Friday, March 28, 2008

Call me Sisyphus.

I've been in a funk this week - thankfully it's going away, but it had begun to get alarming. I don't know when it started, really, but studying was just incredibly difficult. Normally, I can find something within the pages to get excited about, but this week has just been tough, leaving me feeling like I'm rolling a huge stone up a hill, with no end in sight. If I was honest with myself, I'd have to say that it probably came about around the same time we began studying the fetal heart - it's like an entirely different language. Normally, I can reason my way through things, creating littel mental hooks that I can use as anchors to integrate things, little bread-crumb trails that help me find my way back to earlier information. Normally, the words I'm learning make sense within the greater context of everything, but in the fetal heart, it's like I'm swimming in an unfamiliar sea. Ductus arteriosus? Bulbus cordis? Septum Primum and Secundum? There's no anchor for these terms - it's just rote memorization.

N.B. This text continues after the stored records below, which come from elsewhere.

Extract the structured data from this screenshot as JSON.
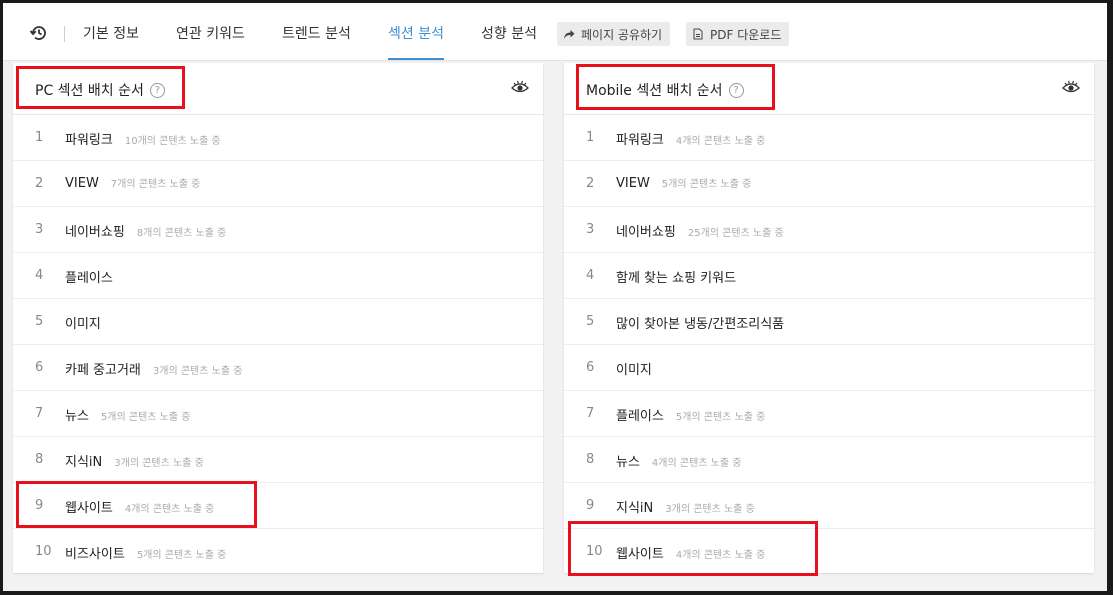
{
  "nav": {
    "tabs": [
      {
        "label": "기본 정보"
      },
      {
        "label": "연관 키워드"
      },
      {
        "label": "트렌드 분석"
      },
      {
        "label": "섹션 분석"
      },
      {
        "label": "성향 분석"
      }
    ],
    "active_tab": "섹션 분석",
    "share_button": "페이지 공유하기",
    "pdf_button": "PDF 다운로드"
  },
  "pc": {
    "title": "PC 섹션 배치 순서",
    "rows": [
      {
        "num": "1",
        "name": "파워링크",
        "count": "10개의 콘텐츠 노출 중"
      },
      {
        "num": "2",
        "name": "VIEW",
        "count": "7개의 콘텐츠 노출 중"
      },
      {
        "num": "3",
        "name": "네이버쇼핑",
        "count": "8개의 콘텐츠 노출 중"
      },
      {
        "num": "4",
        "name": "플레이스",
        "count": ""
      },
      {
        "num": "5",
        "name": "이미지",
        "count": ""
      },
      {
        "num": "6",
        "name": "카페 중고거래",
        "count": "3개의 콘텐츠 노출 중"
      },
      {
        "num": "7",
        "name": "뉴스",
        "count": "5개의 콘텐츠 노출 중"
      },
      {
        "num": "8",
        "name": "지식iN",
        "count": "3개의 콘텐츠 노출 중"
      },
      {
        "num": "9",
        "name": "웹사이트",
        "count": "4개의 콘텐츠 노출 중"
      },
      {
        "num": "10",
        "name": "비즈사이트",
        "count": "5개의 콘텐츠 노출 중"
      }
    ]
  },
  "mobile": {
    "title": "Mobile 섹션 배치 순서",
    "rows": [
      {
        "num": "1",
        "name": "파워링크",
        "count": "4개의 콘텐츠 노출 중"
      },
      {
        "num": "2",
        "name": "VIEW",
        "count": "5개의 콘텐츠 노출 중"
      },
      {
        "num": "3",
        "name": "네이버쇼핑",
        "count": "25개의 콘텐츠 노출 중"
      },
      {
        "num": "4",
        "name": "함께 찾는 쇼핑 키워드",
        "count": ""
      },
      {
        "num": "5",
        "name": "많이 찾아본 냉동/간편조리식품",
        "count": ""
      },
      {
        "num": "6",
        "name": "이미지",
        "count": ""
      },
      {
        "num": "7",
        "name": "플레이스",
        "count": "5개의 콘텐츠 노출 중"
      },
      {
        "num": "8",
        "name": "뉴스",
        "count": "4개의 콘텐츠 노출 중"
      },
      {
        "num": "9",
        "name": "지식iN",
        "count": "3개의 콘텐츠 노출 중"
      },
      {
        "num": "10",
        "name": "웹사이트",
        "count": "4개의 콘텐츠 노출 중"
      }
    ]
  },
  "colors": {
    "accent": "#3e8fd1",
    "highlight": "#e8101b"
  },
  "icons": {
    "history": "history-icon",
    "share": "share-arrow-icon",
    "pdf": "pdf-file-icon",
    "help": "question-icon",
    "view": "eye-icon"
  }
}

Instead of laying down a hook and just letting my mind follow the trail back to camp, I feel like I'm swimming around in circles until I find a familiar patch of water. Thankfully, though, this next exam will focus heavily on physiology, where those memory hooks and anchors are all we've got.

Maybe I just need more coffee. On a more exciting note, though, I held within my hands several human hearts yesterday. Previously, I had been going through my Rohen-Yokochi-Lutjen-Drecoll atlas, and realized that the coronary arteries are, in a word, breathtakingly beautiful. I'm not kidding - they're absolutely gorgeous. Staring at the heart in my hands yesterday, with ill-fitting nitrile gloves stretched over my palms, that Sisyphean rock got a little lighter.